MRSA
MRSA © Nathan Reading

Proteins could hold antibiotic clues

Scientists at Imperial College London have identified four new proteins that act as receptors for an essential signalling molecule in bacteria, including MRSA. The receptors are thought to play a key role in enabling bacteria to respond to their environment. Their discovery provides scientists with vital clues in the hunt for new antibiotics.

The bacterium Staphylococcus aureus causes life-threatening diseases in hospital patients and in previously healthy people. Methicillin-resistant S. aureus strains (commonly known as MRSA) are especially difficult to treat due to their antibiotic resistance. Scientists are therefore eager to understand the chemical processes that allow bacteria to respond to changes in their environment. Interfering with these processes could help prevent bacteria from surviving inside the human body.

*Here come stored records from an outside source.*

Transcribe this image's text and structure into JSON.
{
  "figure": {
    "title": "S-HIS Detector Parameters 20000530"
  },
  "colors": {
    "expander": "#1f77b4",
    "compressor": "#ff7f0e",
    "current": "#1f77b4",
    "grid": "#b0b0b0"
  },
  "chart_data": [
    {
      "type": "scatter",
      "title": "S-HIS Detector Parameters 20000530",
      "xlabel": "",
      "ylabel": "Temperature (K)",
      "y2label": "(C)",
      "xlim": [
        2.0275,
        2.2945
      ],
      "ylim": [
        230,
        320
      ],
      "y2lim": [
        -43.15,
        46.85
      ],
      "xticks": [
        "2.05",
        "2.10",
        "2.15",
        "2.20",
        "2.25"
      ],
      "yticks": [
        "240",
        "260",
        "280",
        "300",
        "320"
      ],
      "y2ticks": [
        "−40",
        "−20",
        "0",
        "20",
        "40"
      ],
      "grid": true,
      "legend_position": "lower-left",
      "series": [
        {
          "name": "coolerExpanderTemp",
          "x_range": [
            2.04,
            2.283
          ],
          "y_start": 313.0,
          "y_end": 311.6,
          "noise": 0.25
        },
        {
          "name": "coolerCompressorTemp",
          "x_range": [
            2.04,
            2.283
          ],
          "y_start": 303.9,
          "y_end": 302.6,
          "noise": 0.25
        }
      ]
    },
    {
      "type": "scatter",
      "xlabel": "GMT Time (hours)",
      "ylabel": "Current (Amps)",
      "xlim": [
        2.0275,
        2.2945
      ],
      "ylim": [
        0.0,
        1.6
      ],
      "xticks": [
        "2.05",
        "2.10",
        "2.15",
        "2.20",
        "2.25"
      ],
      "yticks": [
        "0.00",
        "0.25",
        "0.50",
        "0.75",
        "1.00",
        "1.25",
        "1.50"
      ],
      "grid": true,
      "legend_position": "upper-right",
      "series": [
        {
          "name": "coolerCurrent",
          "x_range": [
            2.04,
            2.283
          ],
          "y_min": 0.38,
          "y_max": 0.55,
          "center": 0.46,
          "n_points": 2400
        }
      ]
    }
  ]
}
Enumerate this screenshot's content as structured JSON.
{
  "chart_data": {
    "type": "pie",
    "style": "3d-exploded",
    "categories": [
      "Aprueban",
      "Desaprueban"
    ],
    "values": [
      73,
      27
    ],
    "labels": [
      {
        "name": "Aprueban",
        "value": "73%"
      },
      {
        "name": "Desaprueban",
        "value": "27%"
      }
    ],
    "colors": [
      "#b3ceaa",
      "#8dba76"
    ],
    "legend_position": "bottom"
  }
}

A recently discovered molecule called c-di-AMP appears to play a vital role as a messenger in many bacteria, carrying signals between parts of the cell. There is evidence that strains with more c-di-AMP are more resistant to antibiotics. However, very little is known about what processes in the cells are regulated by c-di-AMP. Molecules work by binding to specific receptor proteins, which act as switches for cellular functions.

Leading the study, Angelika Gründling, from the MRC Centre for Molecular Bacteriology and Infection at Imperial College London, said: “What makes this molecule special…is that there is now growing evidence that many bacteria need to produce this molecule in order to grow and divide, so it’s an essential component of the cell.”

Dr Gründling added: “There is now also increasing evidence that S. aureus strains with high c-di-AMP levels show increased resistance to methicillin-type antibiotics. This indicates that c-di-AMP might help bacteria to better survive antibiotic treatment and by inhibiting c-di-AMP synthesis we might be able to increase the effectiveness of certain antibiotics.”

The new study is published in the Proceedings of the National Academy of Sciences. It was funded by the European Research Council, the Wellcome Trust and the EMBO.